The last few weeks have been difficult, but also full of wonderful surprises. I am doing my best to focus on the positives and see the lessons I can learn.
I recently started a romantic relationship with a woman from the community I have admired from afar for a long time. We dated very briefly, and I loved every moment I spent with her. She decided to end the romantic relationship a couple weeks ago, because she wanted to focus on a former lover she still has feelings for. I understand where she is coming from, but of course it hurt. Mere hours after she broke things off with me, I had a big falling out with a very close friend when I read something he said to me as judgmental and mildly whorephobic. I know he isn’t whorephobic, but I had just had someone break up with me hours before, so I was in an emotional state. Losing him as a friend so suddenly was heartbreaking, even moreso than losing the romantic and sexual connection I had with this wonderful woman. With her, at least I know I still have her friendship.
All of this has me thinking about life, love, relationships with others and with myself. I don’t know exactly what went wrong with my friend, but I have been soul-searching. I know there have been times that I have been insensitive, self-absorbed, unreliable. I also think that I’m pretty awesome in other ways. Bottom line, we can’t read another person’s mind. I haven’t contacted him since because I don’t want to force myself where I am not wanted. I would, of course, welcome a dialogue, but I will not push for one.

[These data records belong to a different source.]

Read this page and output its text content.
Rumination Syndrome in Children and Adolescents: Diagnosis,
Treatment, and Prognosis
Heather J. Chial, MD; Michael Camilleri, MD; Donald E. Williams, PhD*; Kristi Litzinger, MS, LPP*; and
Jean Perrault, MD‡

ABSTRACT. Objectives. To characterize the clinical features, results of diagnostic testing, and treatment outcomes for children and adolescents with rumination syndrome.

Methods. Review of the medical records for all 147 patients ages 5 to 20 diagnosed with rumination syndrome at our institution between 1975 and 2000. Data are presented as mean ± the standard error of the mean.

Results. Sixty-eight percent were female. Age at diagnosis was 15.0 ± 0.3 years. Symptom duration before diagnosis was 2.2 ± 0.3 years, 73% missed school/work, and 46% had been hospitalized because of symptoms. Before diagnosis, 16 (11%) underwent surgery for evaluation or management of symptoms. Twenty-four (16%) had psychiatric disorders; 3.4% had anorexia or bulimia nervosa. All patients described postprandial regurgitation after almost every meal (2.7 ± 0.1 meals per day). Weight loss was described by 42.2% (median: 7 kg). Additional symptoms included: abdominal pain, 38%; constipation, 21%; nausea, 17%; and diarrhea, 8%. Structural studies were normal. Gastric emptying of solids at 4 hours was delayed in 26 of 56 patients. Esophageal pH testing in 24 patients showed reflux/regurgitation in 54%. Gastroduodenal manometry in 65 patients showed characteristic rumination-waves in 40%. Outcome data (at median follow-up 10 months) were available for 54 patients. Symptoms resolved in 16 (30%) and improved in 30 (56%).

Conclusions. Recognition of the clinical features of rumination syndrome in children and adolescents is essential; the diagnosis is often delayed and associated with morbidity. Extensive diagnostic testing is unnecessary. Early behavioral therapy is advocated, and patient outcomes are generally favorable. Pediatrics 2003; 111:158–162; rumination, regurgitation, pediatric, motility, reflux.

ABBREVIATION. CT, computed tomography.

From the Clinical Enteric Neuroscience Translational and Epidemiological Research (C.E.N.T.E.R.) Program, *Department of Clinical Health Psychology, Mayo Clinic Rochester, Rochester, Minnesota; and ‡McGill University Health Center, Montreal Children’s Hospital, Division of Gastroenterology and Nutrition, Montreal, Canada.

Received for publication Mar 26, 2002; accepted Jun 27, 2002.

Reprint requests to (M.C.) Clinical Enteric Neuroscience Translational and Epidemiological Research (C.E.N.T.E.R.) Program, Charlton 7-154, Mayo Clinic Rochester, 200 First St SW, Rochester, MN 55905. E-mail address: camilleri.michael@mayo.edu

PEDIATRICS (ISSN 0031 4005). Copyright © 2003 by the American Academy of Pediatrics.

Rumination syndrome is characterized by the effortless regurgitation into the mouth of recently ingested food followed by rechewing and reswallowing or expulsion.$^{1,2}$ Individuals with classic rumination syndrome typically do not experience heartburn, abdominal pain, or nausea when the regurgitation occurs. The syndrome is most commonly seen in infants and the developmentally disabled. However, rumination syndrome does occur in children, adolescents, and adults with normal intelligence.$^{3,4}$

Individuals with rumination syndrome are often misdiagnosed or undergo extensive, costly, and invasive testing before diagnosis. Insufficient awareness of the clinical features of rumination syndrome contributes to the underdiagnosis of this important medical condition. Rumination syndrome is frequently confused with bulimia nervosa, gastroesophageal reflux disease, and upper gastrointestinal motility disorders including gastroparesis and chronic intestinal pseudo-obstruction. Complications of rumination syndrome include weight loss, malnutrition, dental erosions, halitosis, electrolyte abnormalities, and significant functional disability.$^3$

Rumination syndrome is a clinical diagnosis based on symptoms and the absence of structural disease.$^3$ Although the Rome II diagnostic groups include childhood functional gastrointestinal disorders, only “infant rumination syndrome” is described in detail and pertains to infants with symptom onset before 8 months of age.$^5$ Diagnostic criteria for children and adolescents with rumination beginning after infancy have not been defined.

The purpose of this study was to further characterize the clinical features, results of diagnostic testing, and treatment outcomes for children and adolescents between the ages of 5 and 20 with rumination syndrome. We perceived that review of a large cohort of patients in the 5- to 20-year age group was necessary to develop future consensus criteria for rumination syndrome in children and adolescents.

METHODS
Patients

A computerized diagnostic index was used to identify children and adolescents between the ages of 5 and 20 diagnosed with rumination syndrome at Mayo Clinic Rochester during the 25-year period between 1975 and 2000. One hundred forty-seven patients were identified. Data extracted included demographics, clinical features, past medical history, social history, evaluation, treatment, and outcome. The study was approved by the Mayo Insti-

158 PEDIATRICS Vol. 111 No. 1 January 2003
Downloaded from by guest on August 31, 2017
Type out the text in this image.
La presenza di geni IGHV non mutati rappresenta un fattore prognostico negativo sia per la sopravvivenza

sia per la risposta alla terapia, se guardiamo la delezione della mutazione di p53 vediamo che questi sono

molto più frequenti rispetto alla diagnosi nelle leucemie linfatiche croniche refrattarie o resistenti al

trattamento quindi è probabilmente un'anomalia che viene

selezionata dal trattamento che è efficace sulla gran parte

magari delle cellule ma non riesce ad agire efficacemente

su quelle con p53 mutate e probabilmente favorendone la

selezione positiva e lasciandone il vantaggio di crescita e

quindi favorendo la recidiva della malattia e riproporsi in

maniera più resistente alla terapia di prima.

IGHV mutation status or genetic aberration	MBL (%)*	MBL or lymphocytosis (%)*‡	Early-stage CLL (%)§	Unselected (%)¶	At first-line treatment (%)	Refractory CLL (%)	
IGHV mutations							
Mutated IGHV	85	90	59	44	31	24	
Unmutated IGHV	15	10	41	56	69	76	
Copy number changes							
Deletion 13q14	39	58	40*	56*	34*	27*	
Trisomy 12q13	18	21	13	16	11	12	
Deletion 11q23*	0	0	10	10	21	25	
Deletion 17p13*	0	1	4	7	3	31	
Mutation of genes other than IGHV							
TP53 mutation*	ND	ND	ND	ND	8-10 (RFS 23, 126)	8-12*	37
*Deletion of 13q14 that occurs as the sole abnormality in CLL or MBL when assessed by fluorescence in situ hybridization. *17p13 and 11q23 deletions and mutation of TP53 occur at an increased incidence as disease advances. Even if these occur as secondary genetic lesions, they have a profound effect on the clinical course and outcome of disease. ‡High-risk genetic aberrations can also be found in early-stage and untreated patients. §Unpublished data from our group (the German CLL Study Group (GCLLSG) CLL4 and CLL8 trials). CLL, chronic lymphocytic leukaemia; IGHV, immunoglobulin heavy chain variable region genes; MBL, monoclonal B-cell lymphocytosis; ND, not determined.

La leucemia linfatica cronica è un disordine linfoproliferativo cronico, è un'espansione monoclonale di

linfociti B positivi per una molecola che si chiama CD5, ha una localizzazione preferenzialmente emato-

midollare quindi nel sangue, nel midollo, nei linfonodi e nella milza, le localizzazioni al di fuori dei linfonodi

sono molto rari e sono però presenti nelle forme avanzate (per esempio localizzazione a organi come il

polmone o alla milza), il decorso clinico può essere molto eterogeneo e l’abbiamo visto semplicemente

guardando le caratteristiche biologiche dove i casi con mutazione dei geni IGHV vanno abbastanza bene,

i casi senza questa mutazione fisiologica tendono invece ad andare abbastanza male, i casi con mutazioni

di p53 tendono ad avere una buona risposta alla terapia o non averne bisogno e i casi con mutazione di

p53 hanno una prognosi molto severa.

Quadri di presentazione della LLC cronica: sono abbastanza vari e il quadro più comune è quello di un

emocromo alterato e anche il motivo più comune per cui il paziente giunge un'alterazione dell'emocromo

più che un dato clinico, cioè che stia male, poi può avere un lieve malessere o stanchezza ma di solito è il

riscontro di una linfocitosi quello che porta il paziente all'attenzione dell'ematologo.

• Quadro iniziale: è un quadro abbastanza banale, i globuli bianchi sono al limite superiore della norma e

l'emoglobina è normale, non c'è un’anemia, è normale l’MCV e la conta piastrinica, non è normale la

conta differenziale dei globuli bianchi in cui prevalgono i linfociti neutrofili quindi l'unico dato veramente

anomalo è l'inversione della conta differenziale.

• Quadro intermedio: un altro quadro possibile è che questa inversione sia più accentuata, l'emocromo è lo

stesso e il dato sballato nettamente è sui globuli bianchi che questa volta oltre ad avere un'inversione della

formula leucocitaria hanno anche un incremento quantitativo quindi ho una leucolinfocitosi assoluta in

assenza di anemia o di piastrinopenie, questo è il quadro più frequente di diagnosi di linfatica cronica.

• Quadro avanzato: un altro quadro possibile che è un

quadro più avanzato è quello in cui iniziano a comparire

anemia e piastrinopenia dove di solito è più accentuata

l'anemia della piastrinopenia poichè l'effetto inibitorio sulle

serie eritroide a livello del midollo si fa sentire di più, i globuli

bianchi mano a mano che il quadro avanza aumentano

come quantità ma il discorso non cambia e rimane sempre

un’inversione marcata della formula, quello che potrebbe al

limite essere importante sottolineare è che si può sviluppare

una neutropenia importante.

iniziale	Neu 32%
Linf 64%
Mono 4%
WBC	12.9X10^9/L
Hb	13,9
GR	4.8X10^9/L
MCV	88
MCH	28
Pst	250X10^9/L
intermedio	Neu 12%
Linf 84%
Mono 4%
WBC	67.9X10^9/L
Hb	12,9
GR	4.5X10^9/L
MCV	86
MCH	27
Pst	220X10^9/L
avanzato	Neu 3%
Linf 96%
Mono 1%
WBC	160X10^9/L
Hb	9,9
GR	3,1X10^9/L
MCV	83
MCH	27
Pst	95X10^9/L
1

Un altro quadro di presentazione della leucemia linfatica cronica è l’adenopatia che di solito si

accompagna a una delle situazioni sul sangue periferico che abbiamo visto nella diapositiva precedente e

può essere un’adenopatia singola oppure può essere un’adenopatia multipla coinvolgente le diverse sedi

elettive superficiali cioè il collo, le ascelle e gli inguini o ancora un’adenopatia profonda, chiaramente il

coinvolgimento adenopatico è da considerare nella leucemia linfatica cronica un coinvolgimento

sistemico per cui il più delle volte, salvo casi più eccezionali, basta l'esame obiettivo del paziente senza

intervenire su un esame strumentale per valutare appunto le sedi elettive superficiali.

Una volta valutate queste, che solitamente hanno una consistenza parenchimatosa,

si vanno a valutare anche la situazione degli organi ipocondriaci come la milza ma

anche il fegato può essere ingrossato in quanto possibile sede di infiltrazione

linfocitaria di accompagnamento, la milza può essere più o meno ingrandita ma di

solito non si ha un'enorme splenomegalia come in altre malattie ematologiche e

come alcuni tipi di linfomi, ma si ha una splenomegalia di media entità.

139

Josh and I still have a strong connection, and we see each other regularly. I still feel paralyzed when it comes to expressing my true feelings for him. I know that I have to get over it and just talk to him, and I have started in little ways to open up, but it’s hard. I am wondering why this is so hard for me. I am working on a practice of meditation where I focus on love without grasping, without expectations. When we try to control another person, we stifle them and the relationship suffers. Love at its best is unconditional. I am working towards being able to love without expecting anything in return, without grasping for guarantees of devotion, safeguards against hurt. Those safeguards are illusions anyway. Hurt is inevitable, and it isn’t the end of the world. I have been hurt before, and I have grown from it and created some art in the process. We break and mend many times in our lives. I need to be ok with breaking open, with my heart being free to love without fear, despite all that there is to fear. Stakes are high in love because there is so much to gain.
This weekend, my cat went missing. She is an indoor cat, and somehow she managed to sneak outside. I was distraught, missing her terribly and worrying. I looked for her, before texting Ra and Josh about the situation. Ra came over immediately, and went looking for her while I curled up in a ball in my bed and cried, praying for her safe return. Extreme? Perhaps, but I love my cat and I have a somewhat irrational fear of bad things happening to her. When I was a teenager just getting off the street, I lived in a house with a lot of cats. My roommates psychotic boyfriend poisoned them on Christmas Eve and they died in my arms. Before that, my first cat got sick after having her kittens when I was eight. She died in my bedroom, and I was afraid of her sickness and went to sleep with my parents, leaving her to die alone. I have always felt guilty about that. So yeah, I was beside myself crying.
When Josh got my text, he was over to help me look for her within twenty minutes. We walked through my neighborhood calling her and trying to lure her out with food. No luck. We sat in my backyard for a while, and he hugged me and reassured me, encouraged me to not beat myself up for her disappearance. He took me back to his place and fed me dinner. After dark, we went back to my place and started looking for my cat again. We interacted with six different neighborhood cats (and fed them treats) before finally finding her. She had been in my neighbor’s backyard hiding. She was damp (my neighbor is an eccentric woman who zealously waters her garden) but unharmed. I have such gratitude for the people in my life who are here for me when things go wrong.
Before we found my cat, I told Josh that the past few weeks had been really difficult, what with my friend’s departure and all. “If you want to go away, please wait a week or two” I said. “Don’t do it now, I don’t think I can handle it.”
“I’m not going anywhere,” he said. I breathed a sigh of relief and hugged him for a long time. Bob Marley once said that everyone ends up hurting you, you just have to find the ones worth suffering for. If anyone is worth suffering for, it is definitely Josh.